Le Président de la Transition, le Colonel Assimi Goïta, a signé mercredi 10 avril, un décret suspendant avec effet immédiat, toutes les activités des partis politiques et des associations. C’est la stupeur dans les milieux politiques à Bamako au moment où les relations se tendent entre les autorités de la transition et la galaxie des organisations qui avaient «facilité» la prise du pouvoir par les militaires. Les partis rappellent aux militaires que la transition s’est achevée le 26 mars 2024
«Sont suspendues jusqu’à nouvel ordre, pour raison d’ordre public, les activités des partis politiques et les activités à caractère politique des associations sur toute l’étendue du territoire national», précise le décret signé par le Président de la Transition à l’issue du Conseil des ministres du mercredi 10 avril.

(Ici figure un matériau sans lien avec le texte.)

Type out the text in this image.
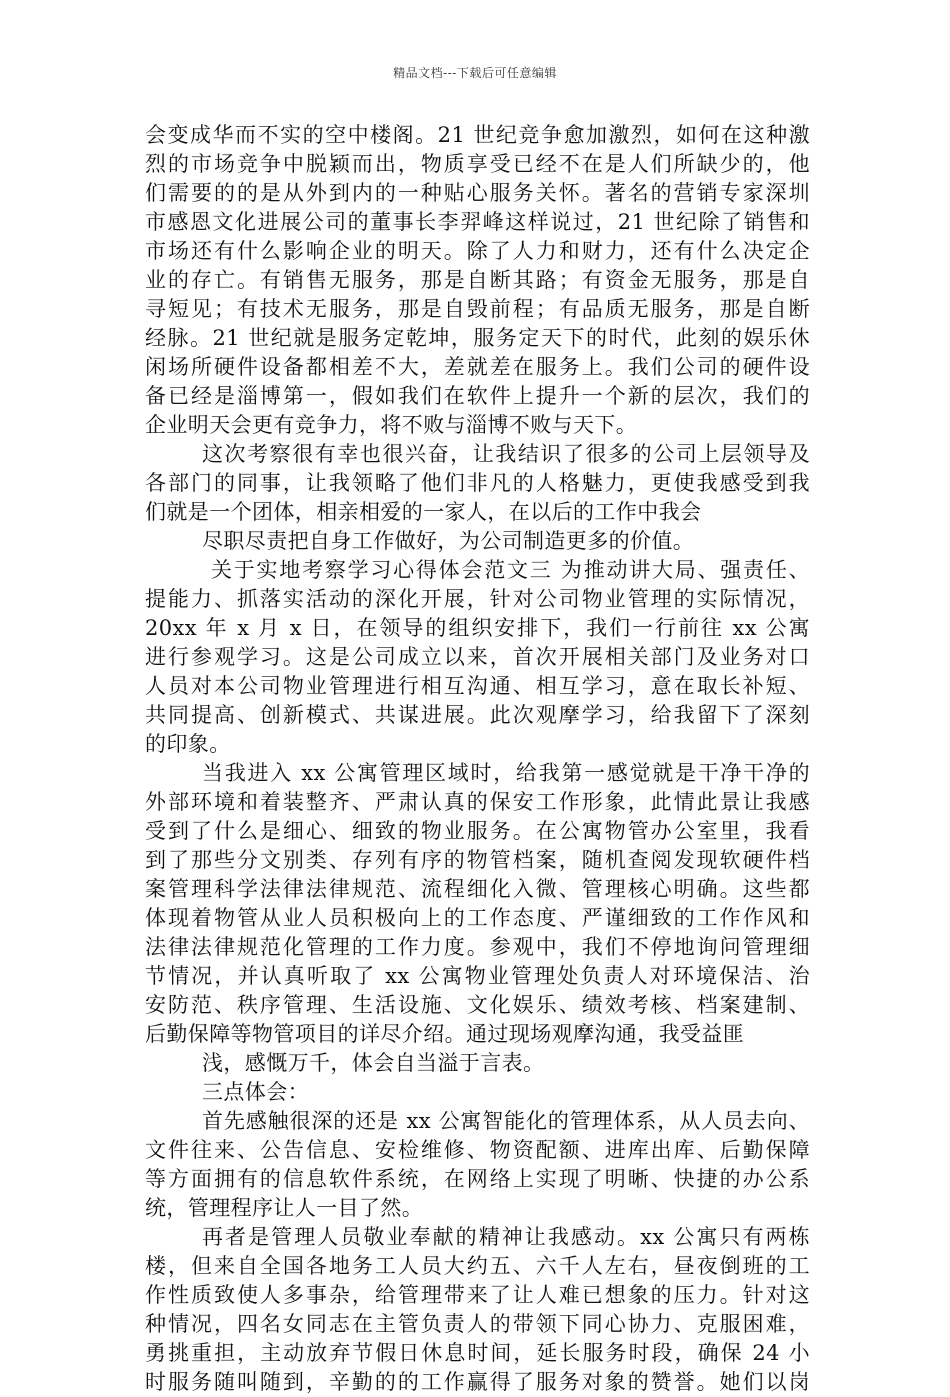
精品文档---下载后可任意编辑
会变成华而不实的空中楼阁。21 世纪竞争愈加激烈，如何在这种激
烈的市场竞争中脱颖而出，物质享受已经不在是人们所缺少的，他
们需要的的是从外到内的一种贴心服务关怀。著名的营销专家深圳
市感恩文化进展公司的董事长李羿峰这样说过，21 世纪除了销售和
市场还有什么影响企业的明天。除了人力和财力，还有什么决定企
业的存亡。有销售无服务，那是自断其路；有资金无服务，那是自
寻短见；有技术无服务，那是自毁前程；有品质无服务，那是自断
经脉。21 世纪就是服务定乾坤，服务定天下的时代，此刻的娱乐休
闲场所硬件设备都相差不大，差就差在服务上。我们公司的硬件设
备已经是淄博第一，假如我们在软件上提升一个新的层次，我们的
企业明天会更有竞争力，将不败与淄博不败与天下。
这次考察很有幸也很兴奋，让我结识了很多的公司上层领导及
各部门的同事，让我领略了他们非凡的人格魅力，更使我感受到我
们就是一个团体，相亲相爱的一家人，在以后的工作中我会
尽职尽责把自身工作做好，为公司制造更多的价值。
关于实地考察学习心得体会范文三 为推动讲大局、强责任、
提能力、抓落实活动的深化开展，针对公司物业管理的实际情况，
20xx 年 x 月 x 日，在领导的组织安排下，我们一行前往 xx 公寓
进行参观学习。这是公司成立以来，首次开展相关部门及业务对口
人员对本公司物业管理进行相互沟通、相互学习，意在取长补短、
共同提高、创新模式、共谋进展。此次观摩学习，给我留下了深刻
的印象。
当我进入 xx 公寓管理区域时，给我第一感觉就是干净干净的
外部环境和着装整齐、严肃认真的保安工作形象，此情此景让我感
受到了什么是细心、细致的物业服务。在公寓物管办公室里，我看
到了那些分文别类、存列有序的物管档案，随机查阅发现软硬件档
案管理科学法律法律规范、流程细化入微、管理核心明确。这些都
体现着物管从业人员积极向上的工作态度、严谨细致的工作作风和
法律法律规范化管理的工作力度。参观中，我们不停地询问管理细
节情况，并认真听取了 xx 公寓物业管理处负责人对环境保洁、治
安防范、秩序管理、生活设施、文化娱乐、绩效考核、档案建制、
后勤保障等物管项目的详尽介绍。通过现场观摩沟通，我受益匪
浅，感慨万千，体会自当溢于言表。
三点体会：
首先感触很深的还是 xx 公寓智能化的管理体系，从人员去向、
文件往来、公告信息、安检维修、物资配额、进库出库、后勤保障
等方面拥有的信息软件系统，在网络上实现了明晰、快捷的办公系
统，管理程序让人一目了然。
再者是管理人员敬业奉献的精神让我感动。xx 公寓只有两栋
楼，但来自全国各地务工人员大约五、六千人左右，昼夜倒班的工
作性质致使人多事杂，给管理带来了让人难已想象的压力。针对这
种情况，四名女同志在主管负责人的带领下同心协力、克服困难，
勇挑重担，主动放弃节假日休息时间，延长服务时段，确保 24 小
时服务随叫随到，辛勤的的工作赢得了服务对象的赞誉。她们以岗
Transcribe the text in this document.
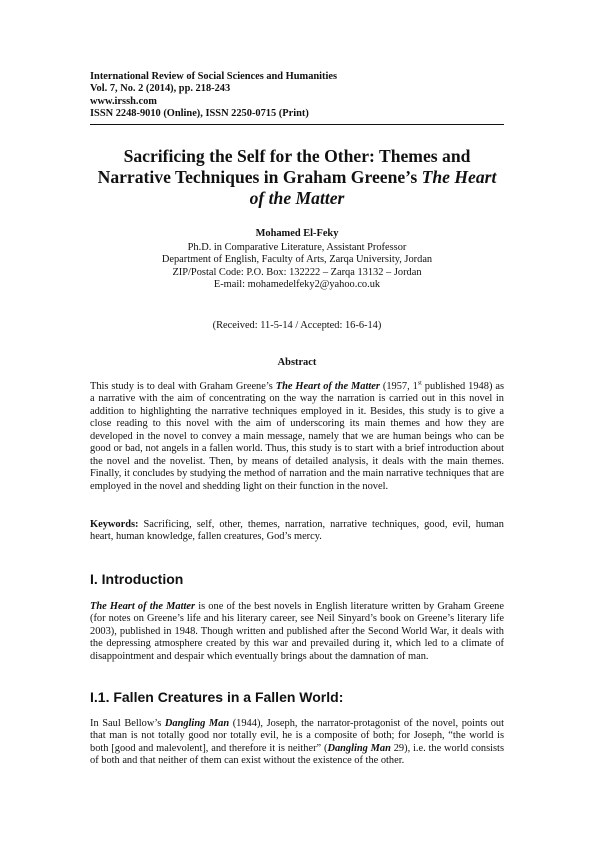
International Review of Social Sciences and Humanities
Vol. 7, No. 2 (2014), pp. 218-243
www.irssh.com
ISSN 2248-9010 (Online), ISSN 2250-0715 (Print)
Sacrificing the Self for the Other: Themes and Narrative Techniques in Graham Greene’s The Heart of the Matter
Mohamed El-Feky
Ph.D. in Comparative Literature, Assistant Professor
Department of English, Faculty of Arts, Zarqa University, Jordan
ZIP/Postal Code: P.O. Box: 132222 – Zarqa 13132 – Jordan
E-mail: mohamedelfeky2@yahoo.co.uk
(Received: 11-5-14 / Accepted: 16-6-14)
Abstract
This study is to deal with Graham Greene’s The Heart of the Matter (1957, 1st published 1948) as a narrative with the aim of concentrating on the way the narration is carried out in this novel in addition to highlighting the narrative techniques employed in it. Besides, this study is to give a close reading to this novel with the aim of underscoring its main themes and how they are developed in the novel to convey a main message, namely that we are human beings who can be good or bad, not angels in a fallen world. Thus, this study is to start with a brief introduction about the novel and the novelist. Then, by means of detailed analysis, it deals with the main themes. Finally, it concludes by studying the method of narration and the main narrative techniques that are employed in the novel and shedding light on their function in the novel.
Keywords: Sacrificing, self, other, themes, narration, narrative techniques, good, evil, human heart, human knowledge, fallen creatures, God’s mercy.
I. Introduction
The Heart of the Matter is one of the best novels in English literature written by Graham Greene (for notes on Greene’s life and his literary career, see Neil Sinyard’s book on Greene’s literary life 2003), published in 1948. Though written and published after the Second World War, it deals with the depressing atmosphere created by this war and prevailed during it, which led to a climate of disappointment and despair which eventually brings about the damnation of man.
I.1. Fallen Creatures in a Fallen World:
In Saul Bellow’s Dangling Man (1944), Joseph, the narrator-protagonist of the novel, points out that man is not totally good nor totally evil, he is a composite of both; for Joseph, “the world is both [good and malevolent], and therefore it is neither” (Dangling Man 29), i.e. the world consists of both and that neither of them can exist without the existence of the other.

Pour les autorités, cette décision se justifierait par la hausse observée des «actions de subversion des partis politiques et de leurs alliés.» Bien que ces actions n’aient pas été détaillées, il faut préciser que la décision intervient quelques jours après que plusieurs partis, regroupements politiques et associations de la société civile ont appelé à la tenue des élections, la transition étant censée être arrivée à terme le 26 mars dernier.
26 mars 2024, fin légale de la Transition
Le régime militaire, au pouvoir depuis près de 3 ans, avait annoncé en septembre 2023 le report de la présidentielle prévue initialement en février 2024 pour une date indéterminée. Pour justifier leur décision, les autorités avaient cité des raisons techniques, notamment liées à des dispositions constitutionnelles et à des problèmes avec la société française IDEMIA qui a constitué la base de données du Recensement administratif à vocation d’Etat civil.
C’est dans ce contexte que la Transition, initialement prévue pour 24 mois, a légalement pris fin le 26 mars 2024 après une prolongation, créant ainsi «un vide juridique», relèvent les partis politiques et associations. Ceux-ci ont alors appelé fin mars, à une concertation pour mettre rapidement en place une architecture institutionnelle facilitant l’organisation du scrutin tout en demandant aux autorités «d’utiliser tous les moyens légaux pour restaurer l’ordre constitutionnel.» Une vision qui semble-t-il n’est pas partagée par les militaires au pouvoir. «On n’est pas du tout dans un vide juridique, la Transition continue», balaie le colonel Abdoulaye Maïga, porte-parole du gouvernement dont les propos sont rapportés par Le Monde.